On Sat, 19 Dec 2009, Kai Hendry wrote:

I went on to ask him about the future on connections in Cornwall. He
said we could expect a "21CN" roll out in which symmetrical 5 meg
lines will be offered to even properties like my parents.

He said this is funded by some project or other and I could find more
information on the Internet about it. I've done some candid searches,
though I can't find any good sources to track this roll out.

Can you?

Offhand no... However cornwall, being a third world County, is an objective-one area, and does get shed-loads of money thrown at it for ICT companies to bid for and BT being realistically the only company who can do stuff (and the one with the biggest lobbying power) tends to get most of that money....

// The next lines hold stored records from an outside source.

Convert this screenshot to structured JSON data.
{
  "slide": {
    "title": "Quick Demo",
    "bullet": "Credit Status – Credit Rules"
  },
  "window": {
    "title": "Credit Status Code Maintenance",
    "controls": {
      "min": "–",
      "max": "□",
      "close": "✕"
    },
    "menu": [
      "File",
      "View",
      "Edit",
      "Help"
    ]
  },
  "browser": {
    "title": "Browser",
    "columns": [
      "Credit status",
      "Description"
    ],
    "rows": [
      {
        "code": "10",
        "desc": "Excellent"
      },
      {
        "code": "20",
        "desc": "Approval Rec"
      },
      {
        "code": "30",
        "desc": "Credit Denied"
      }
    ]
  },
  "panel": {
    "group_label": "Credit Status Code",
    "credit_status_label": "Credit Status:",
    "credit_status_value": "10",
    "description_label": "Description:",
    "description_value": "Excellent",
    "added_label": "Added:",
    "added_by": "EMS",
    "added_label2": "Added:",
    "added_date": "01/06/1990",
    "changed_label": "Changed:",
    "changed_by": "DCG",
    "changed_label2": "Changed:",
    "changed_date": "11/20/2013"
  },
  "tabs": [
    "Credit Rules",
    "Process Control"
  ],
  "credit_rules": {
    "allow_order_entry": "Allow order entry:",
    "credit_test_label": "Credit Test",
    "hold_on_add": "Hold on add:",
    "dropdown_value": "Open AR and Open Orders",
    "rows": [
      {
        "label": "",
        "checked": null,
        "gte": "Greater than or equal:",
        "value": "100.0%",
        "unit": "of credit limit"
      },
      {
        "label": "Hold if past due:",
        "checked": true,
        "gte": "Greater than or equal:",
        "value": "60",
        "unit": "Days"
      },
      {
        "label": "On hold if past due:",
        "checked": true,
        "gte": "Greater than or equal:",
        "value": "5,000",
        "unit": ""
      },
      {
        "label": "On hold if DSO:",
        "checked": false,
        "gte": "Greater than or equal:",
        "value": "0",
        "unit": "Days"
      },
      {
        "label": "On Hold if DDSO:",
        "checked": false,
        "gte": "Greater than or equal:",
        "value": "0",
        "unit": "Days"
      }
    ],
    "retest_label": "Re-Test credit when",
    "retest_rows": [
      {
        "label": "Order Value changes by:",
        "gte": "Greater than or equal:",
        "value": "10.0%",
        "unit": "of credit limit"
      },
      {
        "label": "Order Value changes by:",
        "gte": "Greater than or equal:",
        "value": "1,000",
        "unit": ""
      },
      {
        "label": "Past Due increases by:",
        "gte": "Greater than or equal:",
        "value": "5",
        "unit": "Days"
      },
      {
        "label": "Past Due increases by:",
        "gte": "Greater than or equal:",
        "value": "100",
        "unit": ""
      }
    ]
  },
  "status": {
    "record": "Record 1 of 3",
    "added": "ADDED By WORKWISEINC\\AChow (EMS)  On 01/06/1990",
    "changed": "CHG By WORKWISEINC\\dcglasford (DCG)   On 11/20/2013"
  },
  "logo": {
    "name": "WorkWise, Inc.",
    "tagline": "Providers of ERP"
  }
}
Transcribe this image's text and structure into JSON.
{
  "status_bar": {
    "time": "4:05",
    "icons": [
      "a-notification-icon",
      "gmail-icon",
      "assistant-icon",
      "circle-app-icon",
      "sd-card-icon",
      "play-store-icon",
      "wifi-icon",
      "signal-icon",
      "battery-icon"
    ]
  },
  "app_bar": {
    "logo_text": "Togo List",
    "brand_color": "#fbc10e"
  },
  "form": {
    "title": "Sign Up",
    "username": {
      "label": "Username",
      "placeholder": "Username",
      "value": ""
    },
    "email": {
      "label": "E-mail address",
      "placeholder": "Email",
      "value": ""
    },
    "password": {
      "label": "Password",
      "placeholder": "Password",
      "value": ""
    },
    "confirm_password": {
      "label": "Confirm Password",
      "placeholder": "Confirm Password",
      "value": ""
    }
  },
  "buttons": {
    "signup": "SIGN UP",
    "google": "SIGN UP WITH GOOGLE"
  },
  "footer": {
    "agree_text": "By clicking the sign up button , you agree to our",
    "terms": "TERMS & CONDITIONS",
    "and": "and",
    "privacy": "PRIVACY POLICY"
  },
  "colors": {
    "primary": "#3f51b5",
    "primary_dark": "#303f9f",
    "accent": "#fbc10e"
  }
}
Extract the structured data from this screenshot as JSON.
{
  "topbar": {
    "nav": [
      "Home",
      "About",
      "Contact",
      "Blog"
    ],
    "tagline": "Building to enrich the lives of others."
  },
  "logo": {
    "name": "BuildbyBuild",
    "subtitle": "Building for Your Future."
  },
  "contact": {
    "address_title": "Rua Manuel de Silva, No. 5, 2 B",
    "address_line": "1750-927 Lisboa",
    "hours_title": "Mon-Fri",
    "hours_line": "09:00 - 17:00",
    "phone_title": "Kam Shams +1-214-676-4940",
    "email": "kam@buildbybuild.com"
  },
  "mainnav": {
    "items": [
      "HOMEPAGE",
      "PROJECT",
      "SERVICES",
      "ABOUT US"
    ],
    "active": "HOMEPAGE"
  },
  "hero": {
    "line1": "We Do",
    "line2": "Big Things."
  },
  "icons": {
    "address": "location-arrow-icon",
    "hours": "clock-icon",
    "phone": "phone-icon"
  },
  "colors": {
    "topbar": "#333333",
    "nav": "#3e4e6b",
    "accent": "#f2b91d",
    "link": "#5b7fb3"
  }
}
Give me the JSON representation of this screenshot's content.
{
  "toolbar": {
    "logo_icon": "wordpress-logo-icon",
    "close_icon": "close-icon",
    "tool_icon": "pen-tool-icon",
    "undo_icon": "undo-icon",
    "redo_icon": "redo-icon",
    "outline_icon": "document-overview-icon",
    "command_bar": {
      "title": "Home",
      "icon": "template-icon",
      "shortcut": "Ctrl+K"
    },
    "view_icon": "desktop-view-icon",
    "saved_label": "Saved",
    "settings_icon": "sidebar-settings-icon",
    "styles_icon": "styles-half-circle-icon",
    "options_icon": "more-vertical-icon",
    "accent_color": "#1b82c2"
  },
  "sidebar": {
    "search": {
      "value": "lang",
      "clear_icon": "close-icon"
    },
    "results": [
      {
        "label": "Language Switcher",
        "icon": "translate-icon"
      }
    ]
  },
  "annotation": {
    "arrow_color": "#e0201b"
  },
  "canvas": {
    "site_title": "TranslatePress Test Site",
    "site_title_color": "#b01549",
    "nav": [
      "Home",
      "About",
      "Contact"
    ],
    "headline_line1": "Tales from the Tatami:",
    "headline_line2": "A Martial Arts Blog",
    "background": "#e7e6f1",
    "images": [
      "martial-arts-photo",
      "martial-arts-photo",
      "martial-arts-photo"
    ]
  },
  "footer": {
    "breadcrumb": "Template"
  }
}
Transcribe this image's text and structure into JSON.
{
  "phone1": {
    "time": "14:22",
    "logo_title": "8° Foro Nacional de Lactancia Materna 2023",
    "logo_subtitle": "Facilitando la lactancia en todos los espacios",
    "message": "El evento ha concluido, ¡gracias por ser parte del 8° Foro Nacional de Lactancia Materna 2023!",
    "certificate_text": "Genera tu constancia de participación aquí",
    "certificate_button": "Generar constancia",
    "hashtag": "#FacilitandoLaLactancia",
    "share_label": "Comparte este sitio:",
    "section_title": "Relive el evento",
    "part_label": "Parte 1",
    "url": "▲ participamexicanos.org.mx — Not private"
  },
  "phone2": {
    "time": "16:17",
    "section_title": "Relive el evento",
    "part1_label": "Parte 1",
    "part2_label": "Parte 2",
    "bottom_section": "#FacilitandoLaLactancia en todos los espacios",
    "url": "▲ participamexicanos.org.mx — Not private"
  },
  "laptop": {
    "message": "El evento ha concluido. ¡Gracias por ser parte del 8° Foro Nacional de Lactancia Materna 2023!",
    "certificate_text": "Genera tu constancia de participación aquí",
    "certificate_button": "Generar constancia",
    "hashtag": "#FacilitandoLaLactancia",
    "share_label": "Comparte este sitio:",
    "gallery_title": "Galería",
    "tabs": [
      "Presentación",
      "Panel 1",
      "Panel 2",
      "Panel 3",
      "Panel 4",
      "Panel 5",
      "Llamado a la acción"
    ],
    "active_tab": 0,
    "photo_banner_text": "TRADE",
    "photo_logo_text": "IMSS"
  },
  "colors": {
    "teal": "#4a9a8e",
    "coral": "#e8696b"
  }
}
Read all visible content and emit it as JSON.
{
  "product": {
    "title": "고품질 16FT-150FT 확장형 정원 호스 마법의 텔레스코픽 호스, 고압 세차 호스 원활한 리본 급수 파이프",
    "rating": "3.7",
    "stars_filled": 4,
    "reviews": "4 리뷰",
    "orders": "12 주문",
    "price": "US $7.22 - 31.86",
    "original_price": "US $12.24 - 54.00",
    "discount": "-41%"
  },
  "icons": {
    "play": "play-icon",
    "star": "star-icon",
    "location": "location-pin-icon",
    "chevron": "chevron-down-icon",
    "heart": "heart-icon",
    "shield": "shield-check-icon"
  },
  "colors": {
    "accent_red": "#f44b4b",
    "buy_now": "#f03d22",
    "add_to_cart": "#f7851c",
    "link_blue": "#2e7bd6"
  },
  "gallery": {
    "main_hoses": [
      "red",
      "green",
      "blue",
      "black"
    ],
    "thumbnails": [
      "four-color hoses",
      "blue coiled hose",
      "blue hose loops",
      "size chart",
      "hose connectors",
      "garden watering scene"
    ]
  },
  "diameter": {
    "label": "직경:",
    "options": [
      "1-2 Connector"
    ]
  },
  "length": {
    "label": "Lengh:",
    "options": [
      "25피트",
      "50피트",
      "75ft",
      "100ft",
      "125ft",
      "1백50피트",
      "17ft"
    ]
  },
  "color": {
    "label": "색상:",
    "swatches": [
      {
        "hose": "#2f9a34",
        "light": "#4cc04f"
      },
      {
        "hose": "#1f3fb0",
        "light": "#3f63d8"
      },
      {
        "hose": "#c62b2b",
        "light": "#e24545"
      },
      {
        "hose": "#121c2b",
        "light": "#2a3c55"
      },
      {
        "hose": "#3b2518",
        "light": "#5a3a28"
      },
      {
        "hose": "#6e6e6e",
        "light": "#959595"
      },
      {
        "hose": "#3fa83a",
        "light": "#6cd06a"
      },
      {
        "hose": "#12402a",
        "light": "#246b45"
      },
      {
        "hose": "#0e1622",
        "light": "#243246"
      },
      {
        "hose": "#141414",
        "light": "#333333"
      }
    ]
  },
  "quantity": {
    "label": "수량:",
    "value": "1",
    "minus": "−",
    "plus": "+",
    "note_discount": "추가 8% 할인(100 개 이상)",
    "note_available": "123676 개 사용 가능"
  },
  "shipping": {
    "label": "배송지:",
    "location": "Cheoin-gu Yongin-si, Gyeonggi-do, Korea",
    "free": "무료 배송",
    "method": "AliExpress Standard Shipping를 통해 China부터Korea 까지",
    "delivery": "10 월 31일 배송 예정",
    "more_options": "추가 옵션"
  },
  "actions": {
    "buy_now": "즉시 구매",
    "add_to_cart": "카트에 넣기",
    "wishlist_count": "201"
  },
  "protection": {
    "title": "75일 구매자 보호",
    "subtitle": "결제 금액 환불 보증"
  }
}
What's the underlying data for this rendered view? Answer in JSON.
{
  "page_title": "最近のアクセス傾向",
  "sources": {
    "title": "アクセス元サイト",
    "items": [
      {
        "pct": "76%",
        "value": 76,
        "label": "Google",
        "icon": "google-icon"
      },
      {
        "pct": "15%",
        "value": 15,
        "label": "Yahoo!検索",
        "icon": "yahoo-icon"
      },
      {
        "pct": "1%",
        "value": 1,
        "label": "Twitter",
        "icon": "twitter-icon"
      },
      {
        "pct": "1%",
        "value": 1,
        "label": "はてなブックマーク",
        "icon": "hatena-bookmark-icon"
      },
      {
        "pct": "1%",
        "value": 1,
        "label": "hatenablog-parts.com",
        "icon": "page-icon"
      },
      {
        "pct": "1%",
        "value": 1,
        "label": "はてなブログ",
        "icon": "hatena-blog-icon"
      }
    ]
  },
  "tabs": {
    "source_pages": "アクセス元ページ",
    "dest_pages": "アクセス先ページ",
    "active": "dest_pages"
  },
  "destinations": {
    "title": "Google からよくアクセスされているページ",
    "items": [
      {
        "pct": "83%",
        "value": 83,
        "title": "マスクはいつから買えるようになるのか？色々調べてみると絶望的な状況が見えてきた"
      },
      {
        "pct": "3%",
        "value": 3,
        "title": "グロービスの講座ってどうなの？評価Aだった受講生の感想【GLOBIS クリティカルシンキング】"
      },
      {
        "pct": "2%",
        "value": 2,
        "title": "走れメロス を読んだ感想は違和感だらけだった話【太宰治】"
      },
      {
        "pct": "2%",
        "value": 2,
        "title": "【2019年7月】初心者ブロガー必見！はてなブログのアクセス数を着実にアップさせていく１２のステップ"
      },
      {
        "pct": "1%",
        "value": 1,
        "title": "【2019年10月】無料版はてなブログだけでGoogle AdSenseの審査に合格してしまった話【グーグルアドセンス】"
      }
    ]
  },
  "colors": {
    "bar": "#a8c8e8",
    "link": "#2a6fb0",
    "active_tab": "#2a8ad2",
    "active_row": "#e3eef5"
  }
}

See http://www.objectiveone.com/


This happened some years back when they decided to ADSL enable all the exchanges in Cornwall, even though most of them never reached their trigger levels (although they eventually did the whole country - Cornwall got a head-start) The cynic in me said that it was to force the Wi-Fi broadband company I was working with to go out of business, but who knows... (I was running 10Mb lines from Exeter to Cornwall at the time - some 8 years ago)

The next big push is fibre to the cabinet (FTTC) and that will be a fore-runner to FTTP (Fibre to the Premises). FTTC will enable things like 5Mb SDSL to then be delivered - again, depending on distance from the cabinet - and in most urban areas you're usually no more than 1-200m from your nearest cabinet - how this will work in the backwaters of beyond is anyones guess. One hurdle is getting power to the cabinet to power the fibre convertors and DSLAMs, but the cable companies have been doing this for years. (even if they then never replace their cabinet UPS batteries...)

BT is already deploying FTTC in some areas, and if Cornwall is on the cards, then hurrah for Cornwall...

I'm not sure how they're going to handle FTTP here, although many years back when doing the Wi-Fi thing, in conversations with BT, etc. they big carriers actually wanted to do it as it would then put the onus on the end-user to power the equipment and telephones, as opposed to BT doing it. BT's power bill is quite large, AIUI, as they have to power every phone connected to every exchange...

In the US where they are running FTTP, you get a battery backed-up box with a wall-wart to power it, so you still have emergency coverage when the power goes out. I imagine we'll eventually see something like that here - black box with the fibre going into it, a phone socket and an Ethernet socket and a mains adapter to power it all... And as long as it's BT Wholesale, and access is still allowed for the independant ISPs, I'd be happy with that.